Con la sentenza n. 7128 del 2023, depositata il 10.03.2023, la Suprema Corte casserà la decisione dei Giudici di merito poiché questi ultimi non hanno tenuto conto dell’orientamento giurisprudenziale di legittimità, come ricordato da varie sentenze della Cassazione, secondo il quale il diritto reale di abitazione, riservato al coniuge superstite dall’art. 540, comma 2, del Codice Civile (il cui valore va, peraltro, detratto dall’asse prima di procedere alla divisione tra tutti i coeredi), ha ad oggetto la sola “casa adibita a residenza familiare”, ossia l’immobile che in concreto è in grado di soddisfare l’esigenza abitativa di quello, conservando il luogo principale di esercizio della vita matrimoniale.

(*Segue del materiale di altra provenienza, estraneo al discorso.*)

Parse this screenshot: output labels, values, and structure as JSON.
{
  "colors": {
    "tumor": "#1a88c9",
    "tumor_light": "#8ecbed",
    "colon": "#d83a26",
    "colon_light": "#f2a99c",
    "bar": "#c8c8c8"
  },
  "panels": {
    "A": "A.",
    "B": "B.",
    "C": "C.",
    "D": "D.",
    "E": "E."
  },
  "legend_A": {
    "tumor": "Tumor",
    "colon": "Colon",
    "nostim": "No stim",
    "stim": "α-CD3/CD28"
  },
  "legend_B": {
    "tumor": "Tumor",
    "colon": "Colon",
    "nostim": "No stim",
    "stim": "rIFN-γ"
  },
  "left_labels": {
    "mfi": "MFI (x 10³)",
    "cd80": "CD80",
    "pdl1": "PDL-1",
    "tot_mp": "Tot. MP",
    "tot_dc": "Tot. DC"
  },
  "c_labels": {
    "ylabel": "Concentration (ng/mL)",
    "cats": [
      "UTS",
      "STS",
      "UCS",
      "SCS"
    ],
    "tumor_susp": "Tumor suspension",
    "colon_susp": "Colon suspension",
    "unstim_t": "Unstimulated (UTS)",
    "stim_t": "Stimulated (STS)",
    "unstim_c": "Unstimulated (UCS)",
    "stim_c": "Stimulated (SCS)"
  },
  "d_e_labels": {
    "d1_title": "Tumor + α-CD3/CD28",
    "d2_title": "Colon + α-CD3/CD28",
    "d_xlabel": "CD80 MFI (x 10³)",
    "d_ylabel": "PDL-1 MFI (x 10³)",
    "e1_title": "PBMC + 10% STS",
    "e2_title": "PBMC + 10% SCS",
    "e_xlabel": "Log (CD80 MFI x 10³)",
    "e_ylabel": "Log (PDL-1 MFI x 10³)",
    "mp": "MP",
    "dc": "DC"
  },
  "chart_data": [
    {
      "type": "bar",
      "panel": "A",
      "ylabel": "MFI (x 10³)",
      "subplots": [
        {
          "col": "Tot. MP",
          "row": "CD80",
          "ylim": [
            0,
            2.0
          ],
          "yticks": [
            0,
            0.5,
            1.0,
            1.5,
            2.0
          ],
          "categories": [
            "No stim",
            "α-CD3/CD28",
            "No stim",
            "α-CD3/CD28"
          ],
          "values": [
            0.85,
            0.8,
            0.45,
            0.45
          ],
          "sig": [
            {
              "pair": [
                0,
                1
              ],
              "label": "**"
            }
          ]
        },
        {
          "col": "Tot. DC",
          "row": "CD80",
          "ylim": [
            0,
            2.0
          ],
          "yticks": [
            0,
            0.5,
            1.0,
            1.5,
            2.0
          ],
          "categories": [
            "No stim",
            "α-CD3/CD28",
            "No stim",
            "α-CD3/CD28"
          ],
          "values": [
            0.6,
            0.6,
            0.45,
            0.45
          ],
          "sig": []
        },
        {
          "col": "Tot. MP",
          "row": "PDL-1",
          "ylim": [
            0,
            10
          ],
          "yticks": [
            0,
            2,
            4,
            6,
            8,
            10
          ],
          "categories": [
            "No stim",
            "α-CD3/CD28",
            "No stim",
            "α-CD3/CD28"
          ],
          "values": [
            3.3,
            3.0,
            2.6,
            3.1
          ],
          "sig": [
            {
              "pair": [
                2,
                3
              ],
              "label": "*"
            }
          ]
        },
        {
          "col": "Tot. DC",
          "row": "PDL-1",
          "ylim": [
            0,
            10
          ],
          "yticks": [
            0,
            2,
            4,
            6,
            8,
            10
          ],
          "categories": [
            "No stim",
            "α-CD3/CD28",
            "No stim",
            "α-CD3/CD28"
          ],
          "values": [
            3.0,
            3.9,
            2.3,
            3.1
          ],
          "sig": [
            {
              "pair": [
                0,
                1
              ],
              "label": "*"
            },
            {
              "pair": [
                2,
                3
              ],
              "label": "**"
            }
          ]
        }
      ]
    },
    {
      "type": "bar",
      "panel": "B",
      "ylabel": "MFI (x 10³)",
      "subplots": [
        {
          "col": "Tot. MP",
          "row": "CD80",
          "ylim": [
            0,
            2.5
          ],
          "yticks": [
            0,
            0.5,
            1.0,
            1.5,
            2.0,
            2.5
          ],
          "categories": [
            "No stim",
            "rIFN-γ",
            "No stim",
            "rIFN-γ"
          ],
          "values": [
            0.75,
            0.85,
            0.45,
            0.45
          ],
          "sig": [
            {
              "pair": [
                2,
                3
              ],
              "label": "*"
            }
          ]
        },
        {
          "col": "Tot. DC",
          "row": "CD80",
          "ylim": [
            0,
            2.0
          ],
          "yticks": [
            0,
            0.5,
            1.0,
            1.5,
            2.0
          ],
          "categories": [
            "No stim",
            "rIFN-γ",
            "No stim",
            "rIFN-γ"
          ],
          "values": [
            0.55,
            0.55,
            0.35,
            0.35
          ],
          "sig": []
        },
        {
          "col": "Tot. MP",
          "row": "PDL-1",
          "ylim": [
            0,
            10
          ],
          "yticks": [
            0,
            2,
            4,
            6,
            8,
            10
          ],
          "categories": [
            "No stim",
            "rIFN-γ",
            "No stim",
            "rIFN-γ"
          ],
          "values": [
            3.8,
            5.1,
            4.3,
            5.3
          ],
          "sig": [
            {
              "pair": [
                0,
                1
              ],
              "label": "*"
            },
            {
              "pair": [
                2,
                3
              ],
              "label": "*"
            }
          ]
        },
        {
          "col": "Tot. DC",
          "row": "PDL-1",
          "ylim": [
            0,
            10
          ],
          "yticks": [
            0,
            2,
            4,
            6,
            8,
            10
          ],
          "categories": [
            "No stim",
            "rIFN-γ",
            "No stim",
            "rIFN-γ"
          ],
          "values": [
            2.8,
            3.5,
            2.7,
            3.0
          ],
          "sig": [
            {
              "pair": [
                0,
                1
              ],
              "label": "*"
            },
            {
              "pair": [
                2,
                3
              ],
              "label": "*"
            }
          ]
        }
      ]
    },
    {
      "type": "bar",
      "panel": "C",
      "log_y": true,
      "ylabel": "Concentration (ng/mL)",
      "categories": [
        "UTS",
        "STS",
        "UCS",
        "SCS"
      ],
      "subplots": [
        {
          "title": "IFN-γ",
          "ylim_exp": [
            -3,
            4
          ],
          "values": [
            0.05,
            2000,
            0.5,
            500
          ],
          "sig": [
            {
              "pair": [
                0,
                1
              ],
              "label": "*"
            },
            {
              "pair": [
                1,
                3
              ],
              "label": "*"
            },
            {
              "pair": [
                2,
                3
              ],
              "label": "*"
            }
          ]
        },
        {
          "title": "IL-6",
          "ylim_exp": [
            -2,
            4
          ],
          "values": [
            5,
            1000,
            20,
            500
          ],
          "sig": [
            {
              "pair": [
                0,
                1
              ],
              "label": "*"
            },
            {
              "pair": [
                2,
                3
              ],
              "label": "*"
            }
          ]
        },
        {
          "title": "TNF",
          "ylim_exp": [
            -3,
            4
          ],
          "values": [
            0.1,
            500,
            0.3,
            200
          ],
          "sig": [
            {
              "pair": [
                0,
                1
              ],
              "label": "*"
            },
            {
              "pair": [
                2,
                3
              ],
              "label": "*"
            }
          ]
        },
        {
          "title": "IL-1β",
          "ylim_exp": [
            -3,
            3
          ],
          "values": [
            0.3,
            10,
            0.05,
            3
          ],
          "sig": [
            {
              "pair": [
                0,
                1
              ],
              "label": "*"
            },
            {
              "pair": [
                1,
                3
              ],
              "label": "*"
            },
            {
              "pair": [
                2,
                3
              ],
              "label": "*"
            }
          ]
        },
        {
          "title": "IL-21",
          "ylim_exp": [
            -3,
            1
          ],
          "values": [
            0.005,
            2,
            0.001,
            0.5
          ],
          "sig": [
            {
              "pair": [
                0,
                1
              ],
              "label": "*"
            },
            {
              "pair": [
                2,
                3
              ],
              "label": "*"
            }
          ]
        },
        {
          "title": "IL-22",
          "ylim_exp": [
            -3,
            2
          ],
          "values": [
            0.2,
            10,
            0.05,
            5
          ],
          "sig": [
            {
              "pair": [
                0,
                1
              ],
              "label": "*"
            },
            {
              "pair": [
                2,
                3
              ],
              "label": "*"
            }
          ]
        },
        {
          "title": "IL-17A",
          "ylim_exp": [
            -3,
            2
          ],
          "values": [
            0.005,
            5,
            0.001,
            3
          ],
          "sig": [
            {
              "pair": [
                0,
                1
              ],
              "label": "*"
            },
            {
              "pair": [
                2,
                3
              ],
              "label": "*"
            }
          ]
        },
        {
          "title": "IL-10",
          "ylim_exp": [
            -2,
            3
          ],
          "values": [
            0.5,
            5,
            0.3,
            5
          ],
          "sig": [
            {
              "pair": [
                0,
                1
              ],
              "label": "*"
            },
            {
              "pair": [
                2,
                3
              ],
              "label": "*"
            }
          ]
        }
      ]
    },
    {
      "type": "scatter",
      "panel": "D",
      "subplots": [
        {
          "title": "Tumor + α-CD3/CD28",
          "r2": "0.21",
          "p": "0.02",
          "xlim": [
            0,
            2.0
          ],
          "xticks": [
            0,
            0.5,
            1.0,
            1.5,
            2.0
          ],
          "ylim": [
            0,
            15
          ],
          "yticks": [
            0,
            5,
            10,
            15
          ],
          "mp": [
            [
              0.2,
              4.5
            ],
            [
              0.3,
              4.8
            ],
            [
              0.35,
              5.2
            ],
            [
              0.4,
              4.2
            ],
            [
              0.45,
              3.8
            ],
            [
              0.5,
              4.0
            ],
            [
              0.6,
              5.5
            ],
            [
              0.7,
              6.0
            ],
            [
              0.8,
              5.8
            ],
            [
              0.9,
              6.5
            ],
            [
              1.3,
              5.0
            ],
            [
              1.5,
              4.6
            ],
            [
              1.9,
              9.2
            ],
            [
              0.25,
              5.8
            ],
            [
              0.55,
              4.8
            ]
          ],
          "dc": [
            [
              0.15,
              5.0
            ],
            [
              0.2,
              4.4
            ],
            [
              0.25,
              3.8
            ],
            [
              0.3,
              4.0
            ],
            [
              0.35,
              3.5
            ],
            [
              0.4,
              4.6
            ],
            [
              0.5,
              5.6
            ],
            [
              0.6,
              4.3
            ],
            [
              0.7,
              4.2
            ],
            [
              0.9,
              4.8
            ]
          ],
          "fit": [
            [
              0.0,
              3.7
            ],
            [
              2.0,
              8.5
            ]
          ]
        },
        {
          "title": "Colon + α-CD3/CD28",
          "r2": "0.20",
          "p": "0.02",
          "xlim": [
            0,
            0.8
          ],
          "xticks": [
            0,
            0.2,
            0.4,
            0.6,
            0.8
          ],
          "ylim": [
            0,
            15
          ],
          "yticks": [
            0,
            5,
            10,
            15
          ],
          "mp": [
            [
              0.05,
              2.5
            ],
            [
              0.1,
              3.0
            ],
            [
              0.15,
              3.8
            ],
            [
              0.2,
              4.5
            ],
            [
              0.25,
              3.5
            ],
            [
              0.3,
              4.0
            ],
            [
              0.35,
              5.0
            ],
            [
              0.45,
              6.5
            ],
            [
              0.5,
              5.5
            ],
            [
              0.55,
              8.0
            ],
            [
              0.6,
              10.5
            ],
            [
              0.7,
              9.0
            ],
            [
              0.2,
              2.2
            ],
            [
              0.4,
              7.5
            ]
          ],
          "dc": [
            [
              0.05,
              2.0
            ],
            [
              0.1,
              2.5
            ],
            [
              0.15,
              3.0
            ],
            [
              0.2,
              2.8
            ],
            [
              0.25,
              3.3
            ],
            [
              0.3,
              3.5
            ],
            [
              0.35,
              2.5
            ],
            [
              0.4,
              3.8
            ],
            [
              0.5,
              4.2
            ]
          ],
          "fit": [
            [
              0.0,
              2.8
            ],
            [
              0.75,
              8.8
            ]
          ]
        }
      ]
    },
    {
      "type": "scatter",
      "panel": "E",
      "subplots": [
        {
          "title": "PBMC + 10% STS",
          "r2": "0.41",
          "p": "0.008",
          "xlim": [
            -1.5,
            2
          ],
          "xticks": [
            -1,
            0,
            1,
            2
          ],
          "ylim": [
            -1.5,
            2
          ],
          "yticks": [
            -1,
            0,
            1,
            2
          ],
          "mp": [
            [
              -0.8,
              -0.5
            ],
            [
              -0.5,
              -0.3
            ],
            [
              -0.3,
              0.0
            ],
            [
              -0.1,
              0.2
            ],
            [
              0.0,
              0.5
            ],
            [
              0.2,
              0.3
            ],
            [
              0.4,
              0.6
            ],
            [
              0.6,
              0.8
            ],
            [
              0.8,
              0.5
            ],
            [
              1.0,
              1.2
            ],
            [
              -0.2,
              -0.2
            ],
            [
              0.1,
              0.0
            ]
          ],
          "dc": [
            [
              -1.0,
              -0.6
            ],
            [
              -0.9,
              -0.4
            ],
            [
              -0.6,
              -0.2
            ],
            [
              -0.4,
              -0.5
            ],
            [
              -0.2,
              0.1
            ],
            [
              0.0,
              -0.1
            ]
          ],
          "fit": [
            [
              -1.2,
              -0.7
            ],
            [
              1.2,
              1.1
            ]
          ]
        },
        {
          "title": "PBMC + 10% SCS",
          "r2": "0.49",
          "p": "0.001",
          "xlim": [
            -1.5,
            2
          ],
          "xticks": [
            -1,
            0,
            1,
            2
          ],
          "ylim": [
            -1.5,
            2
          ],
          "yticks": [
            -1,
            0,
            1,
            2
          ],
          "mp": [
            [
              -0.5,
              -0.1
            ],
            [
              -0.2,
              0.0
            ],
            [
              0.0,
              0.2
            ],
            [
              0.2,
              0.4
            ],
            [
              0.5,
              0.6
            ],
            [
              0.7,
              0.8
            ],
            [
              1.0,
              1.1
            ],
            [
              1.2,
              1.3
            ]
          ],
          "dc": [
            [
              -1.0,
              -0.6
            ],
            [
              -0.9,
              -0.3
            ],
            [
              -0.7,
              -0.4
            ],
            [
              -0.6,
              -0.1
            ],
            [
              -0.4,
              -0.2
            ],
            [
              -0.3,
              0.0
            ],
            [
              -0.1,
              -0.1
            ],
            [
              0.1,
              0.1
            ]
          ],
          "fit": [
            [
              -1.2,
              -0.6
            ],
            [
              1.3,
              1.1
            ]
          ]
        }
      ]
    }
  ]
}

L’oggetto del diritto di abitazione mortis causa coincide, quindi, con il solo immobile in cui i coniugi – secondo la loro determinazione convenzionale, assunta in base alle esigenze di entrambi – dimoravano insieme stabilmente prima della morte del de cuius, organizzandovi la vita domestica del gruppo familiare, e non può estendersi ad un ulteriore e diverso appartamento.

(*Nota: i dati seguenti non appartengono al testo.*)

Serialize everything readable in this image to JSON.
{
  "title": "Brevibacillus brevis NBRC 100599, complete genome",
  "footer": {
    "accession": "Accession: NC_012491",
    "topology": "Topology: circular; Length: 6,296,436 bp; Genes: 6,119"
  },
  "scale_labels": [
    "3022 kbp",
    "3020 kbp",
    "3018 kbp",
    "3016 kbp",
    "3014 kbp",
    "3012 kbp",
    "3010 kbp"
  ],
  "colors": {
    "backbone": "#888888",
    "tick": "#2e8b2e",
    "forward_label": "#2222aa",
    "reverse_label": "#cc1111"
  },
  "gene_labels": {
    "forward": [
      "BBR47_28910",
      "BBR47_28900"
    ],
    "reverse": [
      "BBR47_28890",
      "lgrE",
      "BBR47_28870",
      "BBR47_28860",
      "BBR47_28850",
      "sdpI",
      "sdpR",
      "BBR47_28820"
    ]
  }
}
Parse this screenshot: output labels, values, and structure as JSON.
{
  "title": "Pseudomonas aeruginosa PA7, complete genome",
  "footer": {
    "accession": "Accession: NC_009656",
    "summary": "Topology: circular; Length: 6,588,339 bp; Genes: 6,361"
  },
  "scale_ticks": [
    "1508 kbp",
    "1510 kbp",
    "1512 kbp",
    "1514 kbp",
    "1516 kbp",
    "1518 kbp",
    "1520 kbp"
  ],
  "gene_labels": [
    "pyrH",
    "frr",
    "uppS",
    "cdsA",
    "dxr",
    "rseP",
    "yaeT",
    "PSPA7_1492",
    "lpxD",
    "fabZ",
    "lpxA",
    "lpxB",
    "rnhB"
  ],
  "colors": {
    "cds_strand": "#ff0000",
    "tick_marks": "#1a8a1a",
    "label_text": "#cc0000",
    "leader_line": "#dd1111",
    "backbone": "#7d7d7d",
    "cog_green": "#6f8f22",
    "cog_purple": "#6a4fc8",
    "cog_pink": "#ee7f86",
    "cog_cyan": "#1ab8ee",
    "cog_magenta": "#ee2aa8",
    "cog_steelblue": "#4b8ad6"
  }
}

Analogamente a quanto la stessa giurisprudenza afferma con riferimento alla nozione di casa familiare di cui all’art. 337-sexies del Codice Civile, è perciò da escludere che, l’ambito del diritto di abitazione che spetta al coniuge superstite, si estenda fino a comprendere due (o più) residenze alternative (come nella fattispecie ritenuti la villa di Costermano e l’appartamento di Verona), ovvero due (o più) immobili di cui i coniugi avessero la disponibilità e che usassero in via temporanea o saltuaria, come ad esempio per soggiorni, più o meno brevi, a scopo di vacanza, postulando, così, la nozione di casa adibita a residenza familiare con l’individuazione di un solo alloggio costituente, se non l’unico, quanto meno il prevalente centro di aggregazione degli affetti, degli interessi e delle consuetudini della famiglia durante la convivenza.
E’ stato, pertanto, enunciato il seguente principio: il diritto reale di abitazione, riservato al coniuge superstite dall’art. 540, comma 2, del Codice Civile, ha ad oggetto la sola “casa adibita a residenza familiare”, e cioè l’immobile in cui i coniugi abitavano insieme stabilmente prima della morte del de cuius, quale luogo principale di esercizio della vita matrimoniale; ne consegue che tale diritto non può comprendere due (o più) residenze alternative, ovvero due (o più) immobili di cui i coniugi avessero la disponibilità e che usassero in via temporanea, postulando la nozione di casa adibita a residenza familiare comunque l’individuazione di un solo alloggio costituente, se non l’unico, quanto meno il prevalente centro di aggregazione degli affetti, degli interessi e delle consuetudini della famiglia.